Oil-backed Canadian dollar caps USD/CAD recovery, keeping pair stable near 1.3600 amid mild risk aversion

    by VT Markets
    /
    May 5, 2026

    USD/CAD slipped to 1.3615 on Tuesday after failing near 1.3630, while staying above 1.3600. It rebounded from Friday’s low at 1.3550 and kept most gains from the past two sessions.

    Demand for the US Dollar has been supported by mild risk-off conditions linked to rising US-Iran tensions. Reports include two American-flagged cargo ships crossing the Strait of Hormuz, alongside other ships reporting explosions or fires, and an Iranian attack on an oil port in the UAE, which hosts a large US Army base.

    Oil Prices And The Canadian Dollar

    Oil prices have stayed high, with WTI holding above $101 and remaining above the $100 level. As crude oil is Canada’s main export, elevated prices have supported the Canadian Dollar.

    Key US data due Tuesday include the ISM Services PMI for April and the JOLTS Job Openings report for March. On Friday, the US Nonfarm Payrolls report and Canada’s April employment figures are scheduled for release at the same time.

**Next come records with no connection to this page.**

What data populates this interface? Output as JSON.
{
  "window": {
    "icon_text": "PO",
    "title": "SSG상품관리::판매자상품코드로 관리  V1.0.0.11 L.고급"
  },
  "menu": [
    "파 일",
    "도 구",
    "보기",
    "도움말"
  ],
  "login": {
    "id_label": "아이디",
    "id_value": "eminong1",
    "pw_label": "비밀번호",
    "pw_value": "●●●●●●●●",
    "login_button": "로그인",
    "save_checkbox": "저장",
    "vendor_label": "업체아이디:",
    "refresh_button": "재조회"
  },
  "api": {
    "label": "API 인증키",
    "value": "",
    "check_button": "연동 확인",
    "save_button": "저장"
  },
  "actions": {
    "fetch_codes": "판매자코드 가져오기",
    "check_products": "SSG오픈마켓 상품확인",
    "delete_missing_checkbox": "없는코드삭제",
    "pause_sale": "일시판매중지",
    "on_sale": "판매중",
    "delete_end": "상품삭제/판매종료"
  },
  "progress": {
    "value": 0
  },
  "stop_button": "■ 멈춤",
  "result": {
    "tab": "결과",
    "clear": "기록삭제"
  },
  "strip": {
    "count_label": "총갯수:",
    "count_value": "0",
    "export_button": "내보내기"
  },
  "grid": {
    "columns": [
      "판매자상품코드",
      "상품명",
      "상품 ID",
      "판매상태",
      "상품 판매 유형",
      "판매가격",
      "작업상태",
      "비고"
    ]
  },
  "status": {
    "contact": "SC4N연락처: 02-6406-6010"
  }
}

    CAD drivers include Bank of Canada policy rates and its inflation target range of 1–3%, oil prices, domestic growth, inflation, trade balance, and market risk mood. The US economy also affects the CAD, given trade links with Canada.

    We recall the USD/CAD rebound struggling above 1.3600 in 2025, when strong oil prices provided significant support for the loonie. Today, on May 5th, 2026, the picture is quite different, with the pair trading more firmly near 1.3750. The primary driver for the Canadian dollar has weakened, as WTI crude has since fallen from over $100 to a more stable range around $82 per barrel.

    Boc Fed Policy Divergence

    The key market focus has shifted from geopolitics to the growing policy divergence between the Bank of Canada (BoC) and the US Federal Reserve. We have seen Canadian inflation ease to 2.2%, which prompted the BoC to initiate a rate-cutting cycle last month to bolster an economy with annualized growth struggling near 1%. Meanwhile, stickier US inflation, last reported at 2.9%, has kept the Fed on hold, widening the interest rate advantage in favor of the US dollar.

    While the specific US-Iran tensions from last year have subsided, a broader risk-off sentiment in global markets continues to favor the safe-haven greenback. This provides a solid floor for USD/CAD and cushions it against any minor pullbacks. The market is less focused on temporary conflicts and more on the fundamental economic strength of the US.

    In this environment, we should look at buying USD/CAD call options with strike prices around 1.3800 and 1.3850, expiring in the next four to six weeks. This strategy allows for capitalizing on a continued upward trend driven by interest rate differentials, while defining our risk to the premium paid. The current moderate implied volatility makes the entry cost for such a position relatively attractive.